THIRST, CECI EST MON SANG (2009)

Après s’être porté volontaire pour une expérience médicale à but humanitaire, un jeune prêtre se transforme en vampire…

THIRST

 

2009 – CORÉE / USA

 

Réalisé par Park Chan-wook

 

Avec Song Kang-ho, Kim Ok-bin, Kim Hae-sook, Shin Ha-kyun, Park In-hwan, Song Young-chang, Oh Dal-su, Ra Mi-ran, Eriq Ebouaney, Hwang Woo-seul-hye

 

THEMA VAMPIRES

Fer de lance de la nouvelle vague des cinéastes coréens dont le talent a explosé sur les écrans du monde entier au début des années 2000, Park Chan-wook est un réalisateur incroyablement éclectique dont l’œuvre insaisissable se pare de films aussi marquants que Old Boy, Mademoiselle ou Decision to Leave. Rien ne semble à priori relier ces longs-métrages dissemblables, si ce n’est une virtuosité de mise en scène imparable, un portrait sans concession de la nature humaine, des retournements scénaristiques imprévisibles et une propension à réadapter sous l’angle coréen des grands thèmes littéraires classiques. Thirst ne fait pas exception, puisqu’il s’agit ouvertement d’une relecture très personnelle du « Thérèse Raquin » écrit par Emile Zola en 1867. La structure du scénario (co-écrit par Park Chan-wook et Chung Seo-kyung) est la même que celle adoptée par l’écrivain français, notamment le triangle amoureux qui s’installe en cours de récit et la culpabilité née d’un crime qui provoque remords, hallucinations et paranoïa chez les coupables.
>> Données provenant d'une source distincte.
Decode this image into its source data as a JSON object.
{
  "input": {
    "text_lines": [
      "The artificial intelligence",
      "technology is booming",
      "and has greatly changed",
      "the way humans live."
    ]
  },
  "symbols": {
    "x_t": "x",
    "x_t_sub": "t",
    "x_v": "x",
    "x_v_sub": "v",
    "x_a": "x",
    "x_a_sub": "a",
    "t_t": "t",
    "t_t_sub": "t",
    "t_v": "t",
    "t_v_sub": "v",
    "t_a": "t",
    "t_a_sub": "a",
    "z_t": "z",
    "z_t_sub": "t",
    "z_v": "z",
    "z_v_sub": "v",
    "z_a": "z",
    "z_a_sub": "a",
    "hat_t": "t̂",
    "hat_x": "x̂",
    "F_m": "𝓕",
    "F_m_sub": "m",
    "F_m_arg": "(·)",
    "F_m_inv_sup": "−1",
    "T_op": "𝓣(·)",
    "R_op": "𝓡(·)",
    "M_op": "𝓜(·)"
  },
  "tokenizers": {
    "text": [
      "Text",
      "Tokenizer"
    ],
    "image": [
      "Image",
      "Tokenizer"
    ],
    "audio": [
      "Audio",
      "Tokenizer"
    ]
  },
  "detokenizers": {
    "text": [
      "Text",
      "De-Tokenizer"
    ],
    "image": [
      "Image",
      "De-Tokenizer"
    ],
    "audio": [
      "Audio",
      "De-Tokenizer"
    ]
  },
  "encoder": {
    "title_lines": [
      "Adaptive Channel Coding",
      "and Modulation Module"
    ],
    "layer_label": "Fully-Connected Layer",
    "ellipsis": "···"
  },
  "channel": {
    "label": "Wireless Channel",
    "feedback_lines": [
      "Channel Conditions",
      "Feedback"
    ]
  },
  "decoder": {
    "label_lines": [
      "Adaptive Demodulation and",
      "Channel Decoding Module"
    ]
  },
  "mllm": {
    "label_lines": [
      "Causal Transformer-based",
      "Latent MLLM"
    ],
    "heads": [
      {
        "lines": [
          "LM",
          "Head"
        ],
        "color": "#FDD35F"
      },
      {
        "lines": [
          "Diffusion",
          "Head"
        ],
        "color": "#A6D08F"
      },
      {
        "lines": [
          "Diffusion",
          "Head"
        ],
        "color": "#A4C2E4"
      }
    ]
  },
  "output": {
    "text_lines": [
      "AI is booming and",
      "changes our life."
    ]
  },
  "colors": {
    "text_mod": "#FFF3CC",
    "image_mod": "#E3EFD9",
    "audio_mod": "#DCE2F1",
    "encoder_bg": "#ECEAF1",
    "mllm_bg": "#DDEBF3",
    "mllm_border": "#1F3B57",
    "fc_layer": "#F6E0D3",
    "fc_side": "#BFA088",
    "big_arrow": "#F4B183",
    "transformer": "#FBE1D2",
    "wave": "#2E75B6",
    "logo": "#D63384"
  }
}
Dans le film, Thérèse devient la taciturne Tae-Ju, son époux Camille s’est transformé en jovial Kang-woo et son amant Laurent est remplacé par le tourmenté Sang-hyun.

Sang-hyun (Song Kang-ho) est un jeune prêtre dont la foi semble inébranlable. Il exerce dans les hôpitaux ou les dispensaires, priant pour les grands malades et accordant ses bénédictions aux cas les plus désespérés. Un jour, il se porte volontaire pour tester un vaccin susceptible d’éradiquer une maladie infectieuse très grave qui sévit en Afrique. Malgré les risques, il se laisse injecter le vaccin et décède, comme les cinquante autres volontaires. L’expérience est donc un terrible fiasco. Mais soudain, le prêtre se réanime. Une transfusion sanguine d’origine inconnue lui permet en effet de revenir d’entre les morts. Il y a tout de même un prix à payer pour cette résurrection qui n’a rien de divin. La transformation de Sang-hyun en vampire se découvre au fil d’indices troublants. Il se lèche ainsi spontanément un doigt taché par le sang d’une mourante ou voit sa peau surchauffer au contact du soleil. Lorsque son état ne fait plus aucun doute, les scènes cocasses, mi drôles mi pathétiques, s’enchaînent, comme lorsqu’il s’allonge au pied du lit d’un malade pour boire à grosses gorgées le sang qui coule dans sa perfusion !

Le mélange des genres

La mise en scène de Park Chan-wook se fait très inventive lorsqu’il s’agit de montrer les sens soudain accrus du prêtre. Son ouïe, son odorat, son goût, tout semble décuplé, y compris de nouvelles perceptions extrasensorielles à la lisière de la télépathie. Son vœu de célibat, lui, ne tient plus qu’à un fil. « Maintenant, j’ai soif de tous les plaisirs charnels » se désespère cet homme de foi en proie aux pulsions les plus incontrôlables. Mais même lorsqu’il essaie de se défenestrer pour en finir avec ce dilemme, il reste sain et sauf. Son attirance physique pour une jeune femme très réservée (Kim Ok-bin) va définitivement faire basculer sa vie. « Je ne suis pas une fille timide » dit-elle en lui dévoilant ses seins, juste avant de les cacher par pudeur, tandis qu’il s’auto-flagelle pour réfréner ses envies. Leur relation ne sera pas simple, ça saute aux yeux. Mais elle s’annonce bientôt passionnelle et fusionnelle. « Si on continue, on va aller en enfer » se plaint Sang-hyun tout en se lovant contre elle. Les choses se compliquent davantage par cette soif de sang irrépressible qui gronde au fond de lui et ne saurait tarder à le pousser au meurtre. Park Chan-wok s’amuse à changer sans cesse de tonalité tout au long du film, quitte à oser le grand écart entre l’horreur, la comédie, le drame et la romance. Tout s’achève sur un climax nihiliste dont l’élan désespéré et la photogénie grandiose annoncent le final tout aussi tragique de Decision to Leave qui, lui aussi, n’hésite pas à mélanger les genres pour mieux déstabiliser son public.